Reinsurers have reported “lackluster” results for 2020, according to analysts at Moody’s, who argue that the catastrophe and COVID-19 losses incurred last year overshadowed pricing gains.
For the full year, Moody’s noted that reinsurers’ combined ratios were generally in the 102% to 110% range, even as investment gains helped to lift profits for some firms.
Catastrophe losses have featured prominently in reinsurers’ earnings reports in recent years, with three of the five highest insured catastrophe loss years on record occurring during the past four years.
For 2020, Swiss Re estimated that insured catastrophe losses were approximately $83 billion, the fifth highest level on record.
Catastrophe event frequency was high, with a record 30 named storms in the Atlantic Ocean in 2020, of which a record 12 storms made landfall in the US (six as hurricanes).
And incorporating losses from coronavirus-related claims pushed insured catastrophe plus coronavirus claims well above $100 billion for the year.
However, Moody’s did acknowledge that, without the impact of pandemic claims, almost all the firms it covers would have reported an underwriting profit in 2020.
While most reinsurance treaties have now renewed with exclusions for viruses and communicable diseases, analysts believe it will take an extended period of time for litigation related to prior coverages to be resolved.
Additionally, court judgments in the UK and Europe in favour of policyholders suggest there is still significant uncertainty regarding the full extent of losses from the ongoing pandemic.
Furthermore, rate movements for property cat at the January 1 renewals were not as strong as initially anticipated given that some cedants retained more risk, new capital entering the sector, and the release of some trapped capital in the alternative market.

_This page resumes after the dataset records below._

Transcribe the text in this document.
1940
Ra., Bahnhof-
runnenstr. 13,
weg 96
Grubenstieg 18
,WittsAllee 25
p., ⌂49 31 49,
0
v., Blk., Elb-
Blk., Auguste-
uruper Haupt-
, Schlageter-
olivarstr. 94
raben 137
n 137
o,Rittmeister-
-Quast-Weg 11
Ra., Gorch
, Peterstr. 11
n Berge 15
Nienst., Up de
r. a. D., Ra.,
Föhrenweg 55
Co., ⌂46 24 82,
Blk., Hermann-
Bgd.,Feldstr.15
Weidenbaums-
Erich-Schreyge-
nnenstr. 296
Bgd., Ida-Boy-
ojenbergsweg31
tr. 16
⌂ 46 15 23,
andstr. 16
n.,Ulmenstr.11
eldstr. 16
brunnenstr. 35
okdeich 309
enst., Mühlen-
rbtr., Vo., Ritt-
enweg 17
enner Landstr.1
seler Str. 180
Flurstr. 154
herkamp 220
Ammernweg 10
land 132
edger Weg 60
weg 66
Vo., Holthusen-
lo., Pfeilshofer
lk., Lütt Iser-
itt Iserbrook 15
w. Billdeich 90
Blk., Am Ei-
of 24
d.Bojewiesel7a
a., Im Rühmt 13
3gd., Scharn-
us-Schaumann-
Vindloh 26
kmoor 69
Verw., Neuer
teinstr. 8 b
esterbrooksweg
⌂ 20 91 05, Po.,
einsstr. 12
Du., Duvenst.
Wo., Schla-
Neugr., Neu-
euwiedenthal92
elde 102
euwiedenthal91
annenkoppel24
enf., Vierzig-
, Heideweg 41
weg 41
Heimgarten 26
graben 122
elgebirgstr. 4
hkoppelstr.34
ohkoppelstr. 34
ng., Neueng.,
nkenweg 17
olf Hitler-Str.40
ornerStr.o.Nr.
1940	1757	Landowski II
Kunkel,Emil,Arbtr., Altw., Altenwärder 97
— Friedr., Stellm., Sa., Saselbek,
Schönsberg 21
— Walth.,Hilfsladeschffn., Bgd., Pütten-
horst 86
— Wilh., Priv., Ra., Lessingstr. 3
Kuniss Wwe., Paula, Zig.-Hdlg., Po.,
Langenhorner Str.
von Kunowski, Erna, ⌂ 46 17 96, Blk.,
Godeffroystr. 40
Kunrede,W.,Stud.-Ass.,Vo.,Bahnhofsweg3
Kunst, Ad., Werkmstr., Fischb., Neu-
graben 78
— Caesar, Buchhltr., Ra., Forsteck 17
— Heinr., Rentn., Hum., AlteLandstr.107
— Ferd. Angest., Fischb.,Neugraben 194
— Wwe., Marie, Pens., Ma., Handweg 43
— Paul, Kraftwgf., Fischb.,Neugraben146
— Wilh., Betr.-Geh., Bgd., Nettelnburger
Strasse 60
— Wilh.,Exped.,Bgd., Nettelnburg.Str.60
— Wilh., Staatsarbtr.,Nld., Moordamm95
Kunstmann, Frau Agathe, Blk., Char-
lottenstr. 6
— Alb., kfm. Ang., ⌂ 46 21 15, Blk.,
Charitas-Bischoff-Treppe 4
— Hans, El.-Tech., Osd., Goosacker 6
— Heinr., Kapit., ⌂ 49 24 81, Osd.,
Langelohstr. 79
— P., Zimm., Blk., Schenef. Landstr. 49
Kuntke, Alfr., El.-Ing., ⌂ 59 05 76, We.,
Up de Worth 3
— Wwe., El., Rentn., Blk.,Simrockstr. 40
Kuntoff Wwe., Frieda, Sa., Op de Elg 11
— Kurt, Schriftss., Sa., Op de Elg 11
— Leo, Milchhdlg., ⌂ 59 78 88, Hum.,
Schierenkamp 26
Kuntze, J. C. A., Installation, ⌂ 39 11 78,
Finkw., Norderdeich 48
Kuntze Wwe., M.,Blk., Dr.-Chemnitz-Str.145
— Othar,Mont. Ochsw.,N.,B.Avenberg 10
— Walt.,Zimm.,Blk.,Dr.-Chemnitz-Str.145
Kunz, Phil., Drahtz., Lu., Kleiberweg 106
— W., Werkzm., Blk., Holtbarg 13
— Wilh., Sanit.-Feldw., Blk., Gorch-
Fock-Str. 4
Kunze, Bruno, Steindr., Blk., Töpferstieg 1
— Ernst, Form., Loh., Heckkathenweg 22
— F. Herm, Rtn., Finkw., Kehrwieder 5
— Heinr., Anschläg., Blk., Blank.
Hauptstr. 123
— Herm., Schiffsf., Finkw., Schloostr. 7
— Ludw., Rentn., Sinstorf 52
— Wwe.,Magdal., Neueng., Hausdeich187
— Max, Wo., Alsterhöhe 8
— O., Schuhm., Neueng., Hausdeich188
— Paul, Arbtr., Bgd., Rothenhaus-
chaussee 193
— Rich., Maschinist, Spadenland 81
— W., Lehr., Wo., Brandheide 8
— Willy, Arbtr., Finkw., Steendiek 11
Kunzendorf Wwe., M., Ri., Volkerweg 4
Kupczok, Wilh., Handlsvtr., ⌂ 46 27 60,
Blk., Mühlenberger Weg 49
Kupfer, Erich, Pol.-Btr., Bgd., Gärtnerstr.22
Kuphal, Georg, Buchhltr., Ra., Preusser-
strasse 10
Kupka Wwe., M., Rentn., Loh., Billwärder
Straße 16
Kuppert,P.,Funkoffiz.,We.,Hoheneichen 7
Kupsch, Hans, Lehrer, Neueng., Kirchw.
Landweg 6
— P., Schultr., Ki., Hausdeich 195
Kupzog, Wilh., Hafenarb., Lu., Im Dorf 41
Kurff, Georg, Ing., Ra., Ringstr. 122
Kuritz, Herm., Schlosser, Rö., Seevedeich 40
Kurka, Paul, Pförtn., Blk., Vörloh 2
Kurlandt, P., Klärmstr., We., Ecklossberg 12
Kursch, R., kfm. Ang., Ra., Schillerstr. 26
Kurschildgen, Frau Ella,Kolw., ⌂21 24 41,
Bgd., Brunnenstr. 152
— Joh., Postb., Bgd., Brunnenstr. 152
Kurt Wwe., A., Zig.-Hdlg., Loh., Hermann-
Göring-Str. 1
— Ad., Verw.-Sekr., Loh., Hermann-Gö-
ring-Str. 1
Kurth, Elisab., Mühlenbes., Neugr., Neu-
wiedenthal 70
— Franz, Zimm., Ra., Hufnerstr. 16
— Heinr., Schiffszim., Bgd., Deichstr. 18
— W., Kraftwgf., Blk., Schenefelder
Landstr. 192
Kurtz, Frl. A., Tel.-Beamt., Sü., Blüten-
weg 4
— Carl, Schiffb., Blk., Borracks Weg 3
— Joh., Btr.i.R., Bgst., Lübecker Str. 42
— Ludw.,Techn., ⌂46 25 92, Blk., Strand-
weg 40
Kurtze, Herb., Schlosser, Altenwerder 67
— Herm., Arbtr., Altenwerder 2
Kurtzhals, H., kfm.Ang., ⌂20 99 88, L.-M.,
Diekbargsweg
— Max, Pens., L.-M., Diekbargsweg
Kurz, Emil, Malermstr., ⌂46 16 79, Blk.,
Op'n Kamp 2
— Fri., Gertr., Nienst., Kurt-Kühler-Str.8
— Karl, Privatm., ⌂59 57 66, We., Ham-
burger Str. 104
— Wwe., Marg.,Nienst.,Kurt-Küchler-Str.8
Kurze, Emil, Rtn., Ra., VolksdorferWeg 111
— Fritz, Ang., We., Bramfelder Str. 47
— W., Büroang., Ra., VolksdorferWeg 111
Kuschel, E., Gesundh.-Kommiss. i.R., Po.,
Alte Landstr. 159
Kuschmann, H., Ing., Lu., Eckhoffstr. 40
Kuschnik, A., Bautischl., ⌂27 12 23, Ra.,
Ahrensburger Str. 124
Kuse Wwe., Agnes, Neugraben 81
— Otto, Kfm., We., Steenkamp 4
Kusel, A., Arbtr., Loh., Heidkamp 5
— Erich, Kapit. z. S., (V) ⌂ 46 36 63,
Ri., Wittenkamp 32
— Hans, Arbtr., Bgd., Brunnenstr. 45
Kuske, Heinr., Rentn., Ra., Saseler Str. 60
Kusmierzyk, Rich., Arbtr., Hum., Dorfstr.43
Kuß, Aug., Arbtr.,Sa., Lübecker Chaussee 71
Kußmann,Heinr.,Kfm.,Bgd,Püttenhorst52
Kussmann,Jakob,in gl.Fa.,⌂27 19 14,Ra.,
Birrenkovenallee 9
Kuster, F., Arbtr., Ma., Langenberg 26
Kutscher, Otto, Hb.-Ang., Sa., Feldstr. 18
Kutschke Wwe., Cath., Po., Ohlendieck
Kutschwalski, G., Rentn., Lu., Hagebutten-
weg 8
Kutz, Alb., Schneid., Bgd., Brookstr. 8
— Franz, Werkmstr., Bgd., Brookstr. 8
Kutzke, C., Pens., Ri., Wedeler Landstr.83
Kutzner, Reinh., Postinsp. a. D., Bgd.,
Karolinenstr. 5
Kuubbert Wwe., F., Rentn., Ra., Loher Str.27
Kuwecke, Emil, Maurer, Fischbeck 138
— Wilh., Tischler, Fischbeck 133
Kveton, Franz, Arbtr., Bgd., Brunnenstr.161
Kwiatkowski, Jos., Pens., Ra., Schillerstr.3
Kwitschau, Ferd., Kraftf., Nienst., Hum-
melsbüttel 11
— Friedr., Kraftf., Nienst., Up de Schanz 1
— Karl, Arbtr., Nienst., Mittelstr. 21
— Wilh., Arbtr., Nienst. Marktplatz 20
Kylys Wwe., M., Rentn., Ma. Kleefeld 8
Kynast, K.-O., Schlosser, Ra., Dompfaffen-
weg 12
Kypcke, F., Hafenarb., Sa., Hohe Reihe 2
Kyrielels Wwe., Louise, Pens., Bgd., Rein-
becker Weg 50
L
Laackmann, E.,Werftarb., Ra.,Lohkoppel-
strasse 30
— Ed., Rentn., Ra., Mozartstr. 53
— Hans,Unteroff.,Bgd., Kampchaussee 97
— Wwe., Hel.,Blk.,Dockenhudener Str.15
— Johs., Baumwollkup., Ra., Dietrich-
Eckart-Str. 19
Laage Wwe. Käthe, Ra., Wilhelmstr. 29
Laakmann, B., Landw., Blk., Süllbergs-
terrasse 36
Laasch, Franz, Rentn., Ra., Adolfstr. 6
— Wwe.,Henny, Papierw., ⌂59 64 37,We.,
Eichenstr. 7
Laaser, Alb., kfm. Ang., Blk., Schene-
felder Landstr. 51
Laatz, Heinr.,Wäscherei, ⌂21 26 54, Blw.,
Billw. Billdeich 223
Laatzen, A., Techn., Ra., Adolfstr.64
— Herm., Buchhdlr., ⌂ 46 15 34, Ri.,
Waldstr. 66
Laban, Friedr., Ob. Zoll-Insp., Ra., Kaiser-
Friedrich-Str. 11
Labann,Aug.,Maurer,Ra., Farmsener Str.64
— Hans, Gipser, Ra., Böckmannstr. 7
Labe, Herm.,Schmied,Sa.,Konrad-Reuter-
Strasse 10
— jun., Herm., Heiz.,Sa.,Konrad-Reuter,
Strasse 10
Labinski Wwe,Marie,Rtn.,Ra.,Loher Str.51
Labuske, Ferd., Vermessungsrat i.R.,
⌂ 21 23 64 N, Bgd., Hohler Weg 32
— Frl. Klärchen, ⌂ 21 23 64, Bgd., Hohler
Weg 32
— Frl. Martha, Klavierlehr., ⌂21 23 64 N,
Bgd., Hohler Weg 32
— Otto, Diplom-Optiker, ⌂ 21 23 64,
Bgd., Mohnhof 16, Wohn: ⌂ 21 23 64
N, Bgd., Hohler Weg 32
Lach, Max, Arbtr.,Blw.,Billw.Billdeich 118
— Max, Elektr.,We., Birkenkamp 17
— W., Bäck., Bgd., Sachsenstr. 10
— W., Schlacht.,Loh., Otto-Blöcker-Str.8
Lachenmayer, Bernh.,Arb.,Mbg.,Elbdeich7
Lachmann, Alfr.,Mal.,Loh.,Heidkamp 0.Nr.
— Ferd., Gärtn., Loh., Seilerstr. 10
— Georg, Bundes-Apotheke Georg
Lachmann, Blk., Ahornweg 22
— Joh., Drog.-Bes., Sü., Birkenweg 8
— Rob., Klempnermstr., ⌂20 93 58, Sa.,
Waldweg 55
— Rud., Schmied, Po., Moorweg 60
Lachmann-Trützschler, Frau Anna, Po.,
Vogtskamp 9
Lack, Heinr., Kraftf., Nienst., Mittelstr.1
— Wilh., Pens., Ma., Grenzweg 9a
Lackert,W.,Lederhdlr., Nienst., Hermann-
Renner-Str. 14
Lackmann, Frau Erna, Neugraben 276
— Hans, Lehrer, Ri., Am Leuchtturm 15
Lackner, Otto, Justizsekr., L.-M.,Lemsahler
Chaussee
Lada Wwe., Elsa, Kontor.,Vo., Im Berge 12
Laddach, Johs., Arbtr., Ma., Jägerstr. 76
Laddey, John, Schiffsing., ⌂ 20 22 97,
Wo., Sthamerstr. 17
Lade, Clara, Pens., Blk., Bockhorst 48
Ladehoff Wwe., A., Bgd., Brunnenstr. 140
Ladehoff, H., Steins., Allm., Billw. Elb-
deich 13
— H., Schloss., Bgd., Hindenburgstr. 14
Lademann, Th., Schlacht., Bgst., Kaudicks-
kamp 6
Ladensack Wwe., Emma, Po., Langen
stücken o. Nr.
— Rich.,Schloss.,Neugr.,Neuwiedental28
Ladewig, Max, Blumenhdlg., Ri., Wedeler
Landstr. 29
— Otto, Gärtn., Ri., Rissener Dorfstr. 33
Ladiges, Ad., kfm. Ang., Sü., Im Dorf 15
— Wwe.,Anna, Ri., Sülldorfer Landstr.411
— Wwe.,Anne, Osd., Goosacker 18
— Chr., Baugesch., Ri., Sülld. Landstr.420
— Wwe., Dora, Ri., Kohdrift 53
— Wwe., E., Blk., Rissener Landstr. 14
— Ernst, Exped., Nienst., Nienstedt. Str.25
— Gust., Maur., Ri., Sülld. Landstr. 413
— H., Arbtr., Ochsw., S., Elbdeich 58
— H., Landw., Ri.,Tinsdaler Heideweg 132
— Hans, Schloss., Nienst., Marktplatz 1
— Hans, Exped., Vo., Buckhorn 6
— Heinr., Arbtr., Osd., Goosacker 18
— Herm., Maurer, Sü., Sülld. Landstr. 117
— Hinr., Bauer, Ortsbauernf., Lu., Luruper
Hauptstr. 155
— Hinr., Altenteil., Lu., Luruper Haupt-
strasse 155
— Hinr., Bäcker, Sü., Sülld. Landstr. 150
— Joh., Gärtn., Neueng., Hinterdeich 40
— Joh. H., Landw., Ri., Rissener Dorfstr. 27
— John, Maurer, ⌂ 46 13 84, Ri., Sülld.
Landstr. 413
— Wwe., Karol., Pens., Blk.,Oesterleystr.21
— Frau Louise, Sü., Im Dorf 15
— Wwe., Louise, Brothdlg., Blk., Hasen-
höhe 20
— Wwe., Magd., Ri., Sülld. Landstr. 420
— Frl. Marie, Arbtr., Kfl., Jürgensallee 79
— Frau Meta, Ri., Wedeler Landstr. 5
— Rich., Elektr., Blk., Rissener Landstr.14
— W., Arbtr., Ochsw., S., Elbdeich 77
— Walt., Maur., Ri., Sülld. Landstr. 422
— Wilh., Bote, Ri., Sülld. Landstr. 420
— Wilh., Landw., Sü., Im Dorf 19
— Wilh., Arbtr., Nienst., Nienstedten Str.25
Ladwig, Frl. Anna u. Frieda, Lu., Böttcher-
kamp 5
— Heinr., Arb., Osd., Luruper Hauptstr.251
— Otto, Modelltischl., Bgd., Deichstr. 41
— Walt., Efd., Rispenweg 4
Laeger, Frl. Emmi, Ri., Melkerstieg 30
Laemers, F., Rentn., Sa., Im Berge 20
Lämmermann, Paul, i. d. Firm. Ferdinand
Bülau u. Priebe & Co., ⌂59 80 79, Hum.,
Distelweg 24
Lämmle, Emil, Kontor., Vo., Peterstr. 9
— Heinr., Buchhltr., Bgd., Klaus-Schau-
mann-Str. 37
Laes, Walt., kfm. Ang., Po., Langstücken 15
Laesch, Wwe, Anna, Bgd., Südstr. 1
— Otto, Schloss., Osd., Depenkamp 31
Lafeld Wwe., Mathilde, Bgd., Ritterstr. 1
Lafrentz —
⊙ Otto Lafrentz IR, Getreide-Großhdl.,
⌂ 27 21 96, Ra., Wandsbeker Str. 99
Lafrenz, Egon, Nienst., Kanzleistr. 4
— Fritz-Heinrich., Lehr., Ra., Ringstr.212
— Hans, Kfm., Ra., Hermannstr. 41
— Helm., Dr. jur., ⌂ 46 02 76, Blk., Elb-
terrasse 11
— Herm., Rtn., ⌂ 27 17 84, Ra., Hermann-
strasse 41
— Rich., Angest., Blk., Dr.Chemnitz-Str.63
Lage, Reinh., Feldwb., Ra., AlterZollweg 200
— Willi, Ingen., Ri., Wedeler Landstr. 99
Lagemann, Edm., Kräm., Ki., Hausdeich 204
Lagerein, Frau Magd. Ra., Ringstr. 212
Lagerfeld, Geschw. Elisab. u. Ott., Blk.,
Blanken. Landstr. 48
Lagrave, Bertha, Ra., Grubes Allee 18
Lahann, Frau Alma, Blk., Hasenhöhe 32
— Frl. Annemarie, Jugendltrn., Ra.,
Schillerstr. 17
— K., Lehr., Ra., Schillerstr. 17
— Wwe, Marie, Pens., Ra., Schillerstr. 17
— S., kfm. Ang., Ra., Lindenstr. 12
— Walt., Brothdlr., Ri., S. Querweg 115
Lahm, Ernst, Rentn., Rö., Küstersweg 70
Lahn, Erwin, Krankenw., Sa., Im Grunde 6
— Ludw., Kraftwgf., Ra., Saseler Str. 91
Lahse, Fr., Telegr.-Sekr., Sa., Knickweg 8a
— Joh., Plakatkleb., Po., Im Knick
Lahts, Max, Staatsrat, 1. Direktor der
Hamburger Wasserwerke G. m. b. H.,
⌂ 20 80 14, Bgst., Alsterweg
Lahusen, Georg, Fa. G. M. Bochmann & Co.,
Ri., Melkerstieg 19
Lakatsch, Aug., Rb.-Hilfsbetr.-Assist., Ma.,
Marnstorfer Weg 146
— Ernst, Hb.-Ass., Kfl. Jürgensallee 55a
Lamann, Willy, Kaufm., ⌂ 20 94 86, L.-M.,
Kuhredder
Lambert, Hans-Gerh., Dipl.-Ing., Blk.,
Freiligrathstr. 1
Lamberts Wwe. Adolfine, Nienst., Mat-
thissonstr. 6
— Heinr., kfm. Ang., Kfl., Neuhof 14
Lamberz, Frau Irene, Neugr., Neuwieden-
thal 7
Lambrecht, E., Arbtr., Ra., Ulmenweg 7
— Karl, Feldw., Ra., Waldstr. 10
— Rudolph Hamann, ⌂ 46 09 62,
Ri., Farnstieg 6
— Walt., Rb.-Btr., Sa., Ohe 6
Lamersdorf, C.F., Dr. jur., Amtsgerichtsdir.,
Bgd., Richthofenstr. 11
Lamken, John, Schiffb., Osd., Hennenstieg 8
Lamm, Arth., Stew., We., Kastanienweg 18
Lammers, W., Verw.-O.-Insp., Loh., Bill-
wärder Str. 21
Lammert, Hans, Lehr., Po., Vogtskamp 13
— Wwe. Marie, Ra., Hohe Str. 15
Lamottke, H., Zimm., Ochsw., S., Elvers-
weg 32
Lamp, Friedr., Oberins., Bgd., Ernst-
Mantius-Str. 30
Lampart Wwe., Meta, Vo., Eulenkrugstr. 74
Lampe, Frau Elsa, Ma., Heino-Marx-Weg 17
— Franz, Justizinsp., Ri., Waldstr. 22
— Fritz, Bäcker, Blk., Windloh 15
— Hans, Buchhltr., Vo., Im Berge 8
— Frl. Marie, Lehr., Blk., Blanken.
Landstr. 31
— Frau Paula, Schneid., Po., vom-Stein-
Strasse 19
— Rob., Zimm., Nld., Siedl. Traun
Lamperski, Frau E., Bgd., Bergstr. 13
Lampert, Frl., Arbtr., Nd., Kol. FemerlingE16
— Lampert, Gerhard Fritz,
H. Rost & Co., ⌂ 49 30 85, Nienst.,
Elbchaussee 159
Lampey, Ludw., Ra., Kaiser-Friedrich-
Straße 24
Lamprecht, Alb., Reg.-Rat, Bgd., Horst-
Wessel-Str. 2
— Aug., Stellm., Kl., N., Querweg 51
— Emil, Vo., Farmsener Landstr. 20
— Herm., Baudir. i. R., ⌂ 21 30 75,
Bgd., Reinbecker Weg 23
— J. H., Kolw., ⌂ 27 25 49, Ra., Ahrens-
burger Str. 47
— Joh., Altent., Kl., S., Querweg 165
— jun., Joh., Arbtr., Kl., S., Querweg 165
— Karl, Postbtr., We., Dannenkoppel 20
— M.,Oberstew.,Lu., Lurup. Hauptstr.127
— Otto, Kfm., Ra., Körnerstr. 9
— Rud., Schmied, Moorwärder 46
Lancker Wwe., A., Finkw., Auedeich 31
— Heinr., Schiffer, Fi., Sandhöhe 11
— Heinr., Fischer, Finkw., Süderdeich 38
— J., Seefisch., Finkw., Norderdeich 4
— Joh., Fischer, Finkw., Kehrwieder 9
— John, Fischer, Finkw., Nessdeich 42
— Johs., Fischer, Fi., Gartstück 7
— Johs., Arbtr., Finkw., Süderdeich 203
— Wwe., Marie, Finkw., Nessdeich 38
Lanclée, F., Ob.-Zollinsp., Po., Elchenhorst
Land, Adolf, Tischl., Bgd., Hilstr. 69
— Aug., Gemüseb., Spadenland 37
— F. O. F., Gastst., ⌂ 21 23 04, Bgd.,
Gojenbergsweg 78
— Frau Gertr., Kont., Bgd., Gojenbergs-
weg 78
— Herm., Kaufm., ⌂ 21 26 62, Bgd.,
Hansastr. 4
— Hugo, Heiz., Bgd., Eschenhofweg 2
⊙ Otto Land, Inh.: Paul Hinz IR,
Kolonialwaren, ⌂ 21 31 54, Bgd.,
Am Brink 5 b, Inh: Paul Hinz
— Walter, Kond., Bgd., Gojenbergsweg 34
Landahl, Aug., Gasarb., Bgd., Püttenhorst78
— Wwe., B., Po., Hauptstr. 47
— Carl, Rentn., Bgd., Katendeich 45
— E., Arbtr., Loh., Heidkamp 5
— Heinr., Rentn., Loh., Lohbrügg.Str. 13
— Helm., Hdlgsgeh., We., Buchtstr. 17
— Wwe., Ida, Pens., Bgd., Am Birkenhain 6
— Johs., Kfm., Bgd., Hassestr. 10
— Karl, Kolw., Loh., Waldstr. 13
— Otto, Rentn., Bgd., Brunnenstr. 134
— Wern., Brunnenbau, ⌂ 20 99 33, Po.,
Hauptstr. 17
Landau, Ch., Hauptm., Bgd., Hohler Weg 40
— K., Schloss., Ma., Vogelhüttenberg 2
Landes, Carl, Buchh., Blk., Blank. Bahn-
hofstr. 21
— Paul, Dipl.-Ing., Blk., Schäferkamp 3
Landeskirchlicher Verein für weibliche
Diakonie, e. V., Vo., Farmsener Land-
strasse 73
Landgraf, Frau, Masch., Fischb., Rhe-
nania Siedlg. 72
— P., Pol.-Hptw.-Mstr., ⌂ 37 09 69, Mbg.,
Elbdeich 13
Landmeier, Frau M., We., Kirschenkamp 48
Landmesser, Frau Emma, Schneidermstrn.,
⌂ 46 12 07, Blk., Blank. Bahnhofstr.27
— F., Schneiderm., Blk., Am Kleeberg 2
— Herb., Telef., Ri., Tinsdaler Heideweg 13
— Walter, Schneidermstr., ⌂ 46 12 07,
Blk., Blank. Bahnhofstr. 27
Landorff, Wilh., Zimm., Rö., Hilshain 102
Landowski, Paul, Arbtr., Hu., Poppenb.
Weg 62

Beyond property cat, strong pricing gains in casualty and specialty reinsurance lines were noted, with continued improvements in terms and conditions.
Moody’s also expects strong pricing in primary commercial and excess and surplus lines to enhance profitability on quota-share coverages and for reinsurers with sizable primary insurance operations.
“Given the continued uncertainties related to the coronavirus, low interest rates, the impact of social inflation on casualty reserves and the high level of catastrophe losses over the past several years, we think reinsurance pricing momentum should continue through 2021 and into the January 2022 renewals,” the rating agency concluded.